Delta Lake Optimization: OPTIMIZE, ZORDER, and VACUUM in Production

Running Delta Lake at scale means dealing with a graveyard of small files, bloated transaction logs, and query plans that scan far more data than they should. After managing production Delta tables with billions of rows, here are the exact commands and patterns that made the biggest difference.

The Problem

Our Delta Lake had grown organically over 18 months. Tables had 500,000+ small Parquet files, queries that should take 30 seconds were timing out, and storage costs were ballooning with stale data versions nobody needed. Three commands fixed 90% of our problems: OPTIMIZE, ZORDER BY, and VACUUM.

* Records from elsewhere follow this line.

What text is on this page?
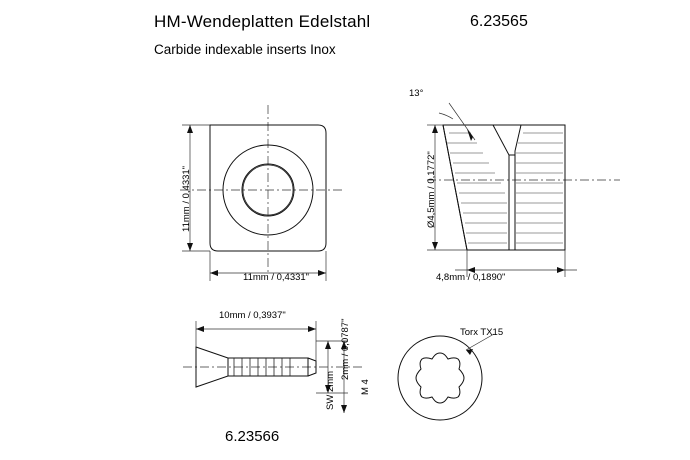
HM-Wendeplatten Edelstahl	6.23565
Carbide indexable inserts Inox
11mm / 0,4331"
11mm / 0,4331"
13°
Ø4,5mm / 0,1772"
4,8mm / 0,1890"
10mm / 0,3937"
2mm / 0,0787"
SW 2mm	M 4
Torx TX15
6.23566
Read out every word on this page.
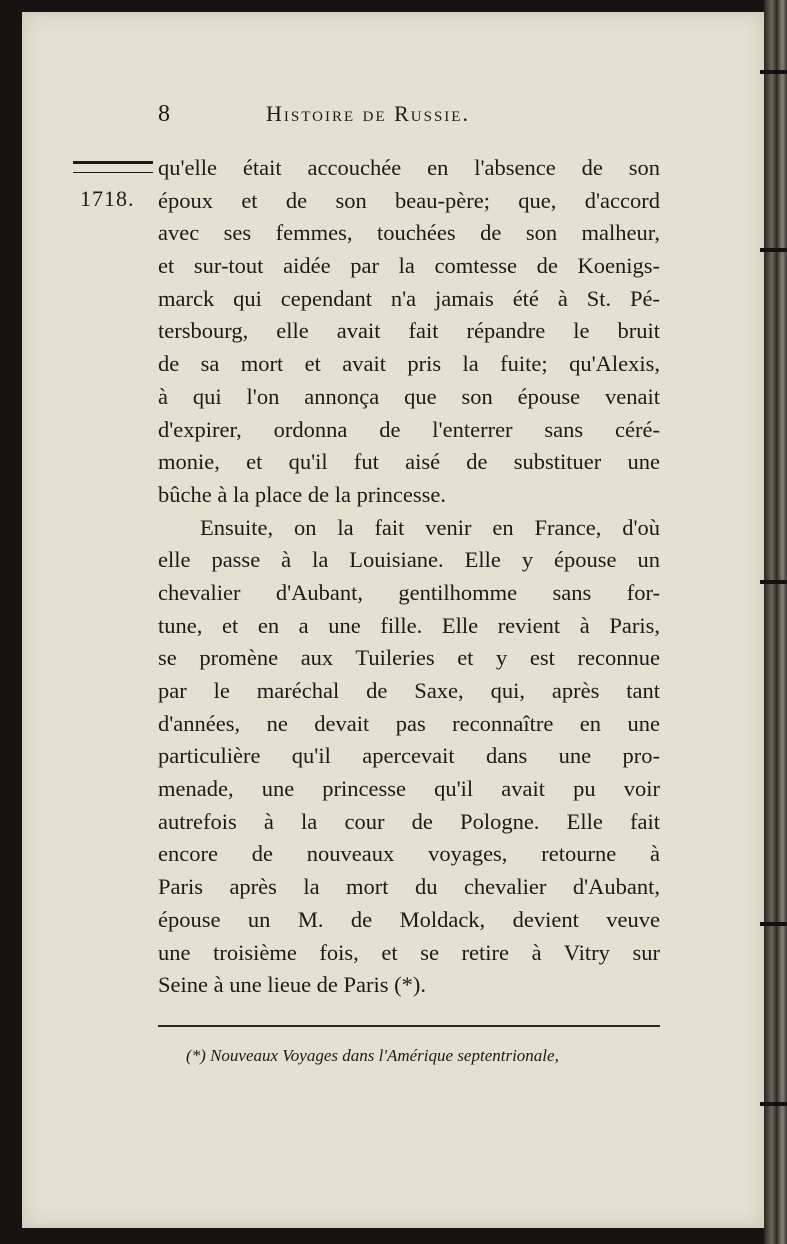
8	Histoire de Russie.
1718.
qu'elle était accouchée en l'absence de son
époux et de son beau-père; que, d'accord
avec ses femmes, touchées de son malheur,
et sur-tout aidée par la comtesse de Koenigs-
marck qui cependant n'a jamais été à St. Pé-
tersbourg, elle avait fait répandre le bruit
de sa mort et avait pris la fuite; qu'Alexis,
à qui l'on annonça que son épouse venait
d'expirer, ordonna de l'enterrer sans céré-
monie, et qu'il fut aisé de substituer une
bûche à la place de la princesse.
Ensuite, on la fait venir en France, d'où
elle passe à la Louisiane. Elle y épouse un
chevalier d'Aubant, gentilhomme sans for-
tune, et en a une fille. Elle revient à Paris,
se promène aux Tuileries et y est reconnue
par le maréchal de Saxe, qui, après tant
d'années, ne devait pas reconnaître en une
particulière qu'il apercevait dans une pro-
menade, une princesse qu'il avait pu voir
autrefois à la cour de Pologne. Elle fait
encore de nouveaux voyages, retourne à
Paris après la mort du chevalier d'Aubant,
épouse un M. de Moldack, devient veuve
une troisième fois, et se retire à Vitry sur
Seine à une lieue de Paris (*).
(*) Nouveaux Voyages dans l'Amérique septentrionale,
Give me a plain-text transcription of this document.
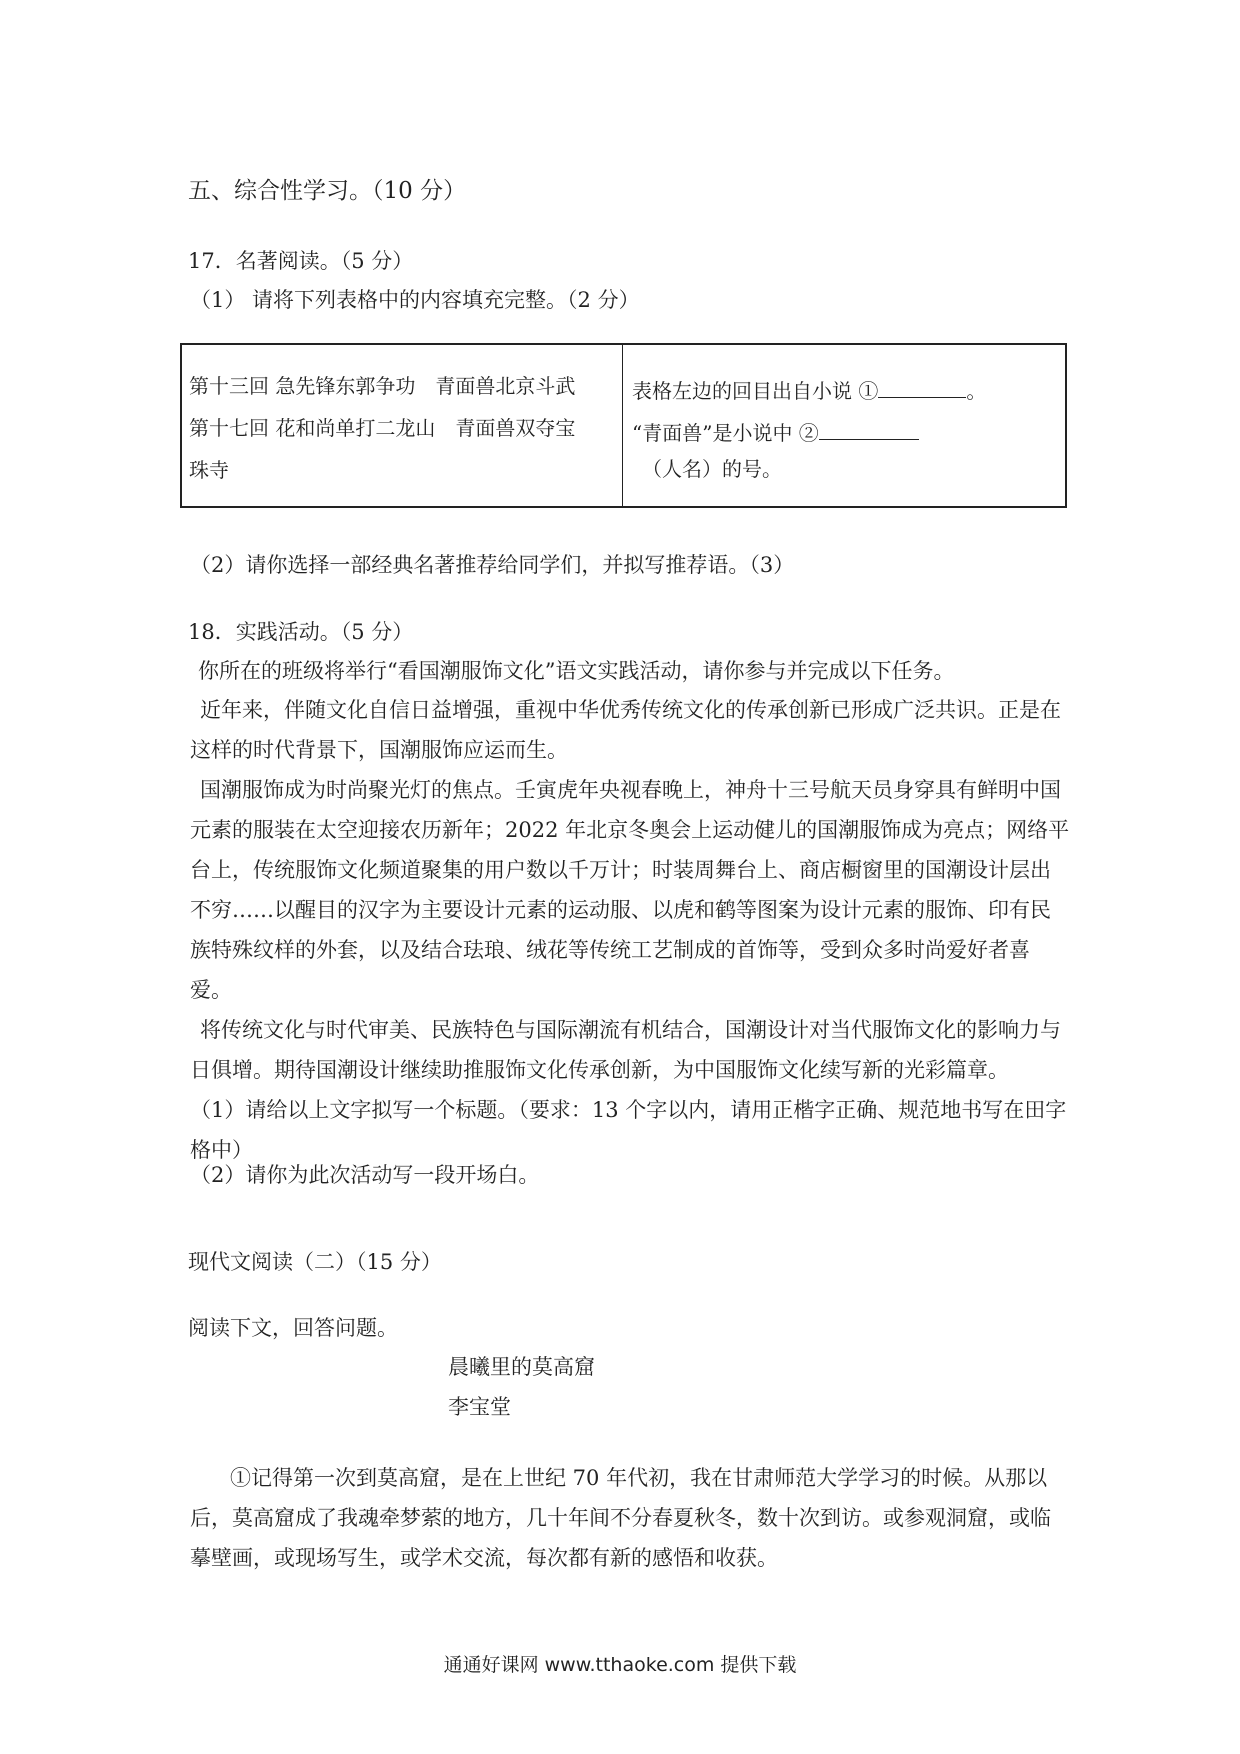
五、综合性学习。（10 分）
17．名著阅读。（5 分）
（1） 请将下列表格中的内容填充完整。（2 分）
第十三回 急先锋东郭争功　青面兽北京斗武
第十七回 花和尚单打二龙山　青面兽双夺宝
珠寺
表格左边的回目出自小说 ①	。
“青面兽”是小说中 ②
（人名）的号。
（2）请你选择一部经典名著推荐给同学们，并拟写推荐语。（3）
18．实践活动。（5 分）
你所在的班级将举行“看国潮服饰文化”语文实践活动，请你参与并完成以下任务。
近年来，伴随文化自信日益增强，重视中华优秀传统文化的传承创新已形成广泛共识。正是在这样的时代背景下，国潮服饰应运而生。
国潮服饰成为时尚聚光灯的焦点。壬寅虎年央视春晚上，神舟十三号航天员身穿具有鲜明中国元素的服装在太空迎接农历新年；2022 年北京冬奥会上运动健儿的国潮服饰成为亮点；网络平台上，传统服饰文化频道聚集的用户数以千万计；时装周舞台上、商店橱窗里的国潮设计层出不穷……以醒目的汉字为主要设计元素的运动服、以虎和鹤等图案为设计元素的服饰、印有民族特殊纹样的外套，以及结合珐琅、绒花等传统工艺制成的首饰等，受到众多时尚爱好者喜爱。
将传统文化与时代审美、民族特色与国际潮流有机结合，国潮设计对当代服饰文化的影响力与日俱增。期待国潮设计继续助推服饰文化传承创新，为中国服饰文化续写新的光彩篇章。
（1）请给以上文字拟写一个标题。（要求：13 个字以内，请用正楷字正确、规范地书写在田字格中）
（2）请你为此次活动写一段开场白。
现代文阅读（二）（15 分）
阅读下文，回答问题。
晨曦里的莫高窟
李宝堂
①记得第一次到莫高窟，是在上世纪 70 年代初，我在甘肃师范大学学习的时候。从那以后，莫高窟成了我魂牵梦萦的地方，几十年间不分春夏秋冬，数十次到访。或参观洞窟，或临摹壁画，或现场写生，或学术交流，每次都有新的感悟和收获。
通通好课网 www.tthaoke.com 提供下载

OPTIMIZE: Compacting Small Files

Delta Lake's streaming ingestion and frequent small appends create thousands of tiny Parquet files — the classic "small files problem." OPTIMIZE compacts them into larger, more efficient files (default target: 1GB).

Basic OPTIMIZE

-- Compact all files in the table
OPTIMIZE delta.`/mnt/lake/events`
 
-- Or by table name (if registered in metastore)
OPTIMIZE events_table

Partition-Targeted OPTIMIZE

Running OPTIMIZE on the entire table is expensive. Target only the partitions that changed:

-- Only compact today's partition
OPTIMIZE events_table
WHERE event_date = '2024-06-10'

from delta.tables import DeltaTable
 
dt = DeltaTable.forPath(spark, "/mnt/lake/events")
 
# Optimise only recent partitions
dt.optimize() \
  .where("event_date >= '2024-06-01'") \
  .executeCompaction()

Impact: Query times dropped from 4 minutes to 18 seconds on a 10TB table after going from 480K files to 1,200 files.

Automate OPTIMIZE with Databricks

On Databricks, enable Auto Optimize to handle compaction automatically on write:

ALTER TABLE events_table
SET TBLPROPERTIES (
  'delta.autoOptimize.optimizeWrite' = 'true',
  'delta.autoOptimize.autoCompact'   = 'true'
);

Caution: Auto Optimize adds write latency. Benchmark before enabling on high-throughput streaming tables.

ZORDER BY: Co-locating Related Data

ZORDER BY is a multi-dimensional clustering technique that physically co-locates rows sharing similar column values within the same files. Queries filtering on Z-Ordered columns skip far more files via Delta's data-skipping index.

Basic ZORDER

-- Compact AND cluster by user_id and event_type
OPTIMIZE events_table
ZORDER BY (user_id, event_type)

ZORDER in PySpark

dt.optimize() \
  .where("event_date >= '2024-06-01'") \
  .executeZOrderBy("user_id", "event_type")

Choosing ZORDER Columns

Pick columns that appear most frequently in WHERE clauses and JOIN conditions:

# Good candidates — high-cardinality, commonly filtered
OPTIMIZE transactions
ZORDER BY (account_id, transaction_date)
 
# Bad candidates — low cardinality adds no benefit
OPTIMIZE transactions
ZORDER BY (status)          -- Only 3 distinct values, useless
ZORDER BY (is_deleted)      -- Boolean, skip this entirely

Rule of thumb: Z-Order on at most 3–4 columns. Beyond that, clustering effectiveness degrades and compaction takes much longer.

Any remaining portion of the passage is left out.